One of the most notable areas VCU has seemed to get better at is finding ways to finish games. They failed to in their only two losses of league play, at Rhode Island and at St. Bonaventure.
Wednesday, Richmond grabbed the lead early in the second half and again midway through the half. But VCU responded quickly both times.
It was a 1-point Rams lead with 7:51 to play, before they went on a 6-0 run, including a pair of baskets from Jamir Watkins. Richmond never got closer than 5 the rest of the way.
“The last four minutes of the game [Wednesday] was pretty good,” Rhoades said. “We had two bad turnovers. We gave up one open 3, that they missed. But, man, earlier in the year it was a lot more.
“And that means we’re carrying over late-game situations in practice.”
Describing his team’s defense Wednesday, Rhoades remarked that the “Havoc” occurred more at the rim against Richmond.
The Spiders, who have been sure handed overall this year, turned the ball over a season-low six times.
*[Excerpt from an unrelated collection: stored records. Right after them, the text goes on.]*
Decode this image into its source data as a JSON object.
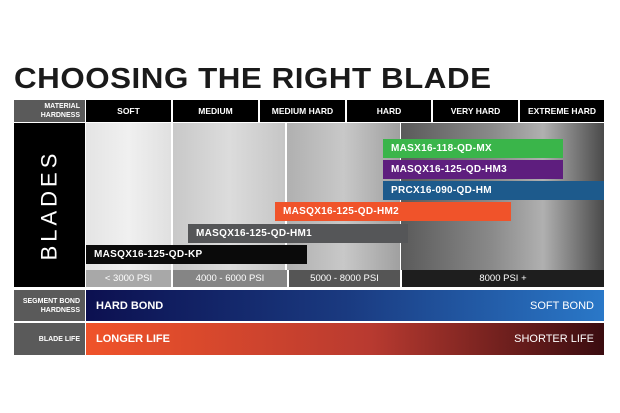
{
  "title": "CHOOSING THE RIGHT BLADE",
  "material_hardness": {
    "label": "MATERIAL HARDNESS",
    "columns": [
      "SOFT",
      "MEDIUM",
      "MEDIUM HARD",
      "HARD",
      "VERY HARD",
      "EXTREME HARD"
    ]
  },
  "blades": {
    "label": "BLADES",
    "items": [
      {
        "name": "MASX16-118-QD-MX",
        "color": "#3ab54a"
      },
      {
        "name": "MASQX16-125-QD-HM3",
        "color": "#5e1e7e"
      },
      {
        "name": "PRCX16-090-QD-HM",
        "color": "#1d5a8c"
      },
      {
        "name": "MASQX16-125-QD-HM2",
        "color": "#f0532a"
      },
      {
        "name": "MASQX16-125-QD-HM1",
        "color": "#555658"
      },
      {
        "name": "MASQX16-125-QD-KP",
        "color": "#0a0a0a"
      }
    ]
  },
  "psi": [
    "< 3000 PSI",
    "4000 - 6000 PSI",
    "5000 - 8000 PSI",
    "8000 PSI +"
  ],
  "segment_bond": {
    "label": "SEGMENT BOND HARDNESS",
    "left": "HARD BOND",
    "right": "SOFT BOND"
  },
  "blade_life": {
    "label": "BLADE LIFE",
    "left": "LONGER LIFE",
    "right": "SHORTER LIFE"
  }
}
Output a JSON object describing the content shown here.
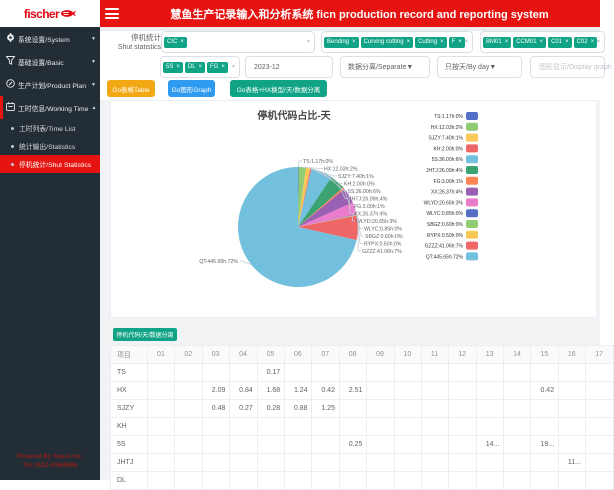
{
  "brand": {
    "name": "fischer"
  },
  "header": {
    "title": "慧鱼生产记录输入和分析系统 ficn production record and reporting system"
  },
  "sidebar": {
    "items": [
      {
        "id": "system",
        "icon": "gear-icon",
        "label": "系统设置/System",
        "state": "collapsed"
      },
      {
        "id": "basic",
        "icon": "funnel-icon",
        "label": "基础设置/Basic",
        "state": "collapsed"
      },
      {
        "id": "product-plan",
        "icon": "edit-icon",
        "label": "生产计划/Product Plan",
        "state": "collapsed"
      },
      {
        "id": "working-time",
        "icon": "calendar-icon",
        "label": "工时信息/Working Time",
        "state": "expanded"
      }
    ],
    "subitems": [
      {
        "id": "time-list",
        "label": "工时列表/Time List",
        "active": false
      },
      {
        "id": "statistics",
        "label": "统计输出/Statistics",
        "active": false
      },
      {
        "id": "shut-statistics",
        "label": "停机统计/Shut Statistics",
        "active": true
      }
    ],
    "footer": {
      "line1": "Powered By Supes Inc.",
      "line2": "Tel: 0512-63869998"
    }
  },
  "filters": {
    "label_line1": "停机统计",
    "label_line2": "Shut statistics",
    "code_tags": [
      "CIC"
    ],
    "process_tags": [
      "Bending",
      "Curving cutting",
      "Cutting",
      "F"
    ],
    "machine_tags": [
      "BM01",
      "CCM01",
      "C01",
      "C02"
    ],
    "shift_tags": [
      "5S",
      "DL",
      "FG"
    ],
    "month_value": "2023-12",
    "separate_value": "数据分离/Separate",
    "byday_value": "只按天/By day",
    "display_placeholder": "图形显示/Display graph"
  },
  "actions": {
    "go_table": "Go表格Table",
    "go_graph": "Go图形Graph",
    "go_table_hx": "Go表格+HX换型/天/数据分离",
    "code_day_separate": "停机代码/天/数据分离"
  },
  "chart_data": {
    "type": "pie",
    "title": "停机代码占比-天",
    "label_format": "{name}:{value}h:{pct}",
    "legend_position": "right",
    "series": [
      {
        "name": "TS",
        "value": 1.17,
        "pct": "0%",
        "color": "#5470c6"
      },
      {
        "name": "HX",
        "value": 12.03,
        "pct": "2%",
        "color": "#91cc75"
      },
      {
        "name": "SJZY",
        "value": 7.4,
        "pct": "1%",
        "color": "#fac858"
      },
      {
        "name": "KH",
        "value": 2.0,
        "pct": "0%",
        "color": "#ee6666"
      },
      {
        "name": "5S",
        "value": 36.0,
        "pct": "6%",
        "color": "#73c0de"
      },
      {
        "name": "JHTJ",
        "value": 26.09,
        "pct": "4%",
        "color": "#3ba272"
      },
      {
        "name": "FG",
        "value": 3.0,
        "pct": "1%",
        "color": "#fc8452"
      },
      {
        "name": "XX",
        "value": 26.37,
        "pct": "4%",
        "color": "#9a60b4"
      },
      {
        "name": "WLYD",
        "value": 20.65,
        "pct": "3%",
        "color": "#ea7ccc"
      },
      {
        "name": "WLYC",
        "value": 0.85,
        "pct": "0%",
        "color": "#5470c6"
      },
      {
        "name": "SBGZ",
        "value": 0.6,
        "pct": "0%",
        "color": "#91cc75"
      },
      {
        "name": "RYPX",
        "value": 0.5,
        "pct": "0%",
        "color": "#fac858"
      },
      {
        "name": "GZZZ",
        "value": 41.06,
        "pct": "7%",
        "color": "#ee6666"
      },
      {
        "name": "QT",
        "value": 445.65,
        "pct": "72%",
        "color": "#73c0de"
      }
    ]
  },
  "table": {
    "columns": [
      "项目",
      "01",
      "02",
      "03",
      "04",
      "05",
      "06",
      "07",
      "08",
      "09",
      "10",
      "11",
      "12",
      "13",
      "14",
      "15",
      "16",
      "17"
    ],
    "rows": [
      {
        "label": "TS",
        "values": {
          "05": "0.17"
        }
      },
      {
        "label": "HX",
        "values": {
          "03": "2.09",
          "04": "0.84",
          "05": "1.68",
          "06": "1.24",
          "07": "0.42",
          "08": "2.51",
          "15": "0.42"
        }
      },
      {
        "label": "SJZY",
        "values": {
          "03": "0.48",
          "04": "0.27",
          "05": "0.28",
          "06": "0.88",
          "07": "1.25"
        }
      },
      {
        "label": "KH",
        "values": {}
      },
      {
        "label": "5S",
        "values": {
          "08": "0.25",
          "13": "14...",
          "15": "19..."
        }
      },
      {
        "label": "JHTJ",
        "values": {
          "16": "11..."
        }
      },
      {
        "label": "DL",
        "values": {}
      }
    ]
  }
}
But the Rams finished with a 43 to 27 rebounding advantage and a 42 to 28 inside-scoring advantage. They also registered seven blocks.
Richmond recorded an overall shooting percentage of 32.8. Its previous worst was 40.4%, in a loss at West Virginia in December.
Rhoades said he thought each of his players was locked in on the defensive end. They guarded the ball, he said, blew up ball screens and limited the Spiders to 3 of 19 from 3-point range.
Sophomore guard Bones Hyland said the Rams tried to stick to the game plan.
“I give them a lot of credit for their defense,” Richmond coach Chris Mooney said. “And I felt like we were able to get some good shots but, again, we didn’t make them and a lot of credit goes to their defense.”
Hyland led the rebounding charge with a career-high 12, to go along with his game-high 20 points and career-high six assists. And he did that while playing hurt. He admitted he didn’t feel so good Wednesday — Rhoades said Hyland hadn’t practiced the previous two days due to a knee issue and Hyland mentioned a hip flexor issue as well.
Hyland said he just tried to go out and do the best he could.
“Just trying to be out there and do whatever for my teammates, honestly,” Hyland said. “Just trying to give it my all.”
He’s also made a conscious effort to rebound more, assisting VCU’s forwards. He’s averaged 5.7 rebounds in the Rams’ 11 A-10 games, compared to 2.8 in their nine nonconference games.
Richmond, by KenPom.com’s experience metric, is the 10th-most experienced team in the country. The Spiders start four seniors.
VCU, on the other hand, is 306th in the experience stat with just two seniors on the roster total and a rotation that features a heavy dose of freshmen and sophomores.
Richmond, in large part because of its experience, was picked to win the A-10 in the league’s preseason poll, released in November. VCU, in large part because of its inexperience, was picked ninth.
Ace Baldwin, VCU’s freshman starting point guard, said he feels all the Rams felt disrespected by the preseason prognostication. He feels they had a chip on their shoulder coming in.
But they’ve earned their respect, as the league’s top dog to this point.
And they continue to answer the question that matters.
“Coming in, young team, but just trying to have that chip on our shoulder like Ace said,” Hyland said. “And just coming in wanting to dominate and prove everybody wrong.”